Livingston quickly learned that Napoleon planned to dispatch 5,000 to 7,000 troops to conquer Saint Domingue (present-day Haiti and the Dominican Republic), and then sail on to New Orleans and plant the French flag on Louisiana soil, much as LaSalle had done more than a century earlier.

It almost seemed like a divine act of providence though, because the islanders devastated those French invasion troops, causing Napoleon to step back and reconsider. Realizing how violently Jefferson opposed the French occupation of Louisiana, and having suffered a military trouncing on Saint Domingue, Napoleon decided in early 1803 to withdraw from North America.

He was now set on stripping Egypt from England in a military confrontation – an enterprise that required money, not subtropical swampland. After great deliberation, on April 11, 1803 – a year after Livingston arrived in Paris – Napoleon was willing to sell not just New Orleans but the entire Louisiana Territory for $422.5 million. This was an area larger than the combined size of present-day Spain, Portugal, Italy, France, Germany, the Netherlands, Switzerland and Great Britain, encompassing land from which all or part of 16 states – including Missouri – would be carved. Although Livingston, along with special envoy James Monroe, whom Jefferson had just dispatched to France, weren’t authorized to make a deal, they wisely seized the day.
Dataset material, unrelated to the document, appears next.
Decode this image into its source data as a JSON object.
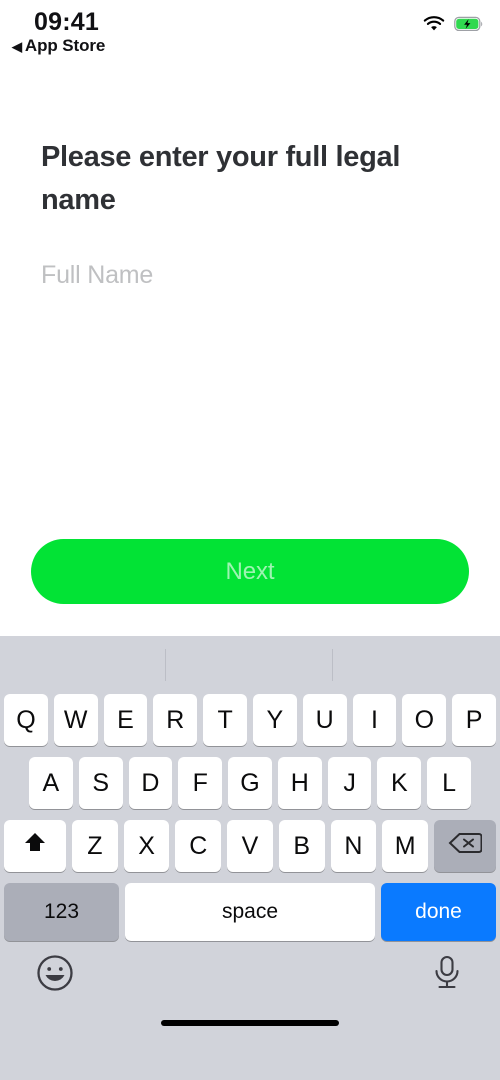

Together they quickly agreed with Napoleon’s demand that all Louisiana Territory occupants must become U.S. citizens, an insurance policy against some future American president selling the landmass off to an enemy of France. After intense negotiations, the price was haggled down to $15 million – at about 3 cents an acre. One of the greatest real estate deals in the whole world.

Not much has changed over the decades as Federalist politicians denounced Jefferson for what they deemed an unconstitutional transaction. New Englanders voiced shrill dissent and even urged the Northeastern states to secede, “amicably if they can; violently if they must.”

The critics had a right to be concerned. There was no constitutional provision for a president acquiring new territory and granting automatic citizenship to the inhabitants. But Jefferson quieted them by submitting the treaty to Congress on national security grounds. A menacing France had to be removed from America.

On Oct. 21, 1803, after limited debate, the Senate ratified the treaty, a 24 to 7 margin.